Las cámaras de Fernando Barbolla o María Sánchez Uceda levantan el alba sobre la fuente caliza del Portalón y guardan el minuto en que el agua cambia de color o las luces de los cohetes rasgan la noche festiva.

Los pinceles de Beatriz Díaz Horcajo dibujan desde su elogiado “Espacio Creativo” perfiles que llenan de orgullo a su pueblo.

El arte —sea foto o pintura— tiene esa virtud: poner música al silencio.

Música tan preciosa como la de nuestro vecino Mario Prisuelos, pianista de fama mundial, que cuando se le pregunta si pudiera ser otra persona responde que querría ser pintor, como Rembrandt o Picasso.

Fuente caliza del portalón Villaviciosa de Odón

Fuente caliza del portalón Villaviciosa de Odón

El otoño templa el ánimo

En El Forestal huele a hoja nueva y se oye el estruendo leve de la caída. Caminas y parece que fueran las páginas de un libro las que se desprenden a tu paso.

Alguien te señala los cedros del Himalaya o un claro entre los olmos que dibuja el sosiego. Te cuentan que de niño iban allí a esconderse después de clase, que aprendieron a andar en bici por esos caminos de tierra.

No exageran: están fijando la memoria en el mapa para que no se pierda el rastro.

Hay historias llenas de naturalidad que sostienen el pueblo como vigas invisibles. Maribel y Germán te invitan generosamente a sentarte en la charla que animan cada día junto a otros amigos en Corchos.

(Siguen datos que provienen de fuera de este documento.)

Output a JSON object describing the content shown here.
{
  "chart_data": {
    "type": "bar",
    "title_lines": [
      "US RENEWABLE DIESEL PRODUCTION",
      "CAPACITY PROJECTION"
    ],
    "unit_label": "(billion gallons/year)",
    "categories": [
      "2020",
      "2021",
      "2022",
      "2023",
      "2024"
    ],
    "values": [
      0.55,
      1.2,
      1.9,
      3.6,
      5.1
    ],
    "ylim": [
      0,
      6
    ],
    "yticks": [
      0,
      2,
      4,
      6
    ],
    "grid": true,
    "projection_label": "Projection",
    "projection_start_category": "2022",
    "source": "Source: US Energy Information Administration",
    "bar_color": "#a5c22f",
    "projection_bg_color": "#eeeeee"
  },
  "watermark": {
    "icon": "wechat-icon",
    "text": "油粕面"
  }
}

Mónica, de Levaduramadre, te fía el pan porque “aquí nos conocemos”.

La tertulia de “sombreros ilustres” en el Bar Carretas brilla con la figura de Francisco Roldán.

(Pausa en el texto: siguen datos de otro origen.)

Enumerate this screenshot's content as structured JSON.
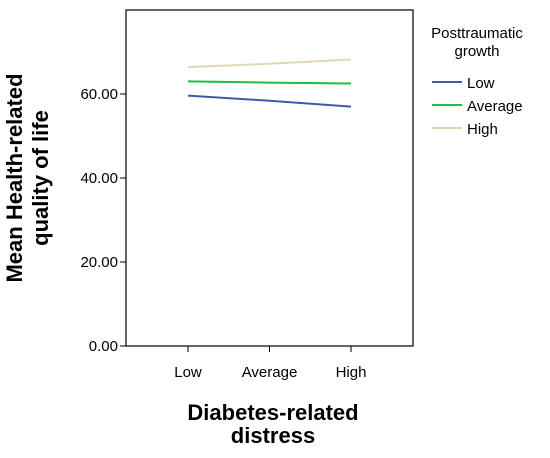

Las fuentes de Villaviciosa de Odón

Las fuentes de Villaviciosa de Odón

Las elegantes maneras del maestro banderillero Juan Bellido González, historia viva del toreo, hijo del mozo de espadas de José Cubero “El Yiyo” y padre del torero Juan Bellido “Chocolate”.

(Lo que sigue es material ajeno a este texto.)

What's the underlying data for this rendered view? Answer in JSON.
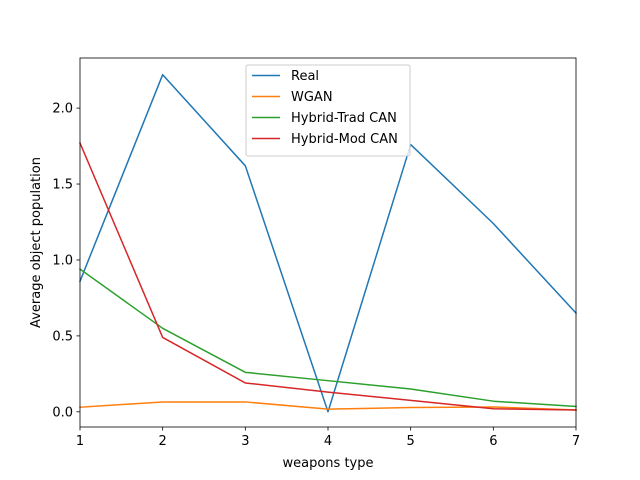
{
  "chart_data": {
    "type": "line",
    "xlabel": "weapons type",
    "ylabel": "Average object population",
    "xlim": [
      1,
      7
    ],
    "ylim": [
      -0.1,
      2.33
    ],
    "xticks": [
      1,
      2,
      3,
      4,
      5,
      6,
      7
    ],
    "yticks": [
      0.0,
      0.5,
      1.0,
      1.5,
      2.0
    ],
    "ytick_labels": [
      "0.0",
      "0.5",
      "1.0",
      "1.5",
      "2.0"
    ],
    "grid": false,
    "legend_position": "top-center",
    "x": [
      1,
      2,
      3,
      4,
      5,
      6,
      7
    ],
    "series": [
      {
        "name": "Real",
        "color": "#1f77b4",
        "values": [
          0.86,
          2.22,
          1.62,
          0.0,
          1.76,
          1.24,
          0.65
        ]
      },
      {
        "name": "WGAN",
        "color": "#ff7f0e",
        "values": [
          0.03,
          0.065,
          0.065,
          0.018,
          0.028,
          0.032,
          0.012
        ]
      },
      {
        "name": "Hybrid-Trad CAN",
        "color": "#2ca02c",
        "values": [
          0.94,
          0.55,
          0.26,
          0.205,
          0.15,
          0.07,
          0.035
        ]
      },
      {
        "name": "Hybrid-Mod CAN",
        "color": "#d62728",
        "values": [
          1.77,
          0.49,
          0.19,
          0.13,
          0.075,
          0.02,
          0.012
        ]
      }
    ]
  }
}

O la naturalidad del exfutbolista y capitán del Leganés Martín Mantovani. La mirada recia a los ojos del mejor fotógrafo militar del país, Pepe Diaz. Las formas educadas del magistrado del Tribunal Supremo Eduardo de Porres. Y faltaría espacio para elogiar la gimnasta empatía del polifacético artista Mariano Aguirre con su Troupe del Cretino.

Ninguna de esas vidas importantes de Villa pide foco, pero si faltaran sabríamos que se ha roto algo más que una costumbre.

Cuadro de la Casa de Godoy de Beatriz Díaz  Horcajo.

Cuadro de la Casa de Godoy de Beatriz Díaz Horcajo.

Ellos son, sin saberlo, los renglones de la letra pequeña donde se guarda el contrato con la felicidad.

Si uno se queda de noche, con el pueblo ya recogido y las luces prendidas como luciérnagas ordenadas, oye todavía un eco.

Son los pasos tardíos de quien vuelve a casa por la calle de las Yedras, el murmullo de una conversación que no quiso terminar, el chasquido de una persiana que baja con sueño.

Ese rumor mínimo —apenas un hilo— es la voz de Villaviciosa diciendo: aquí estoy, sigo estando, mañana seguimos.

Villa no se escribe con tinta, sino con voz

La cuentan los que saben, la entonan los que recuerdan, la sostienen los que trabajan, la iluminan los que miran.

Y cada vez que alguien la nombra —en la plaza, en la barra o en una página—, Villaviciosa empieza de nuevo su historia, como si fuera la primera vez.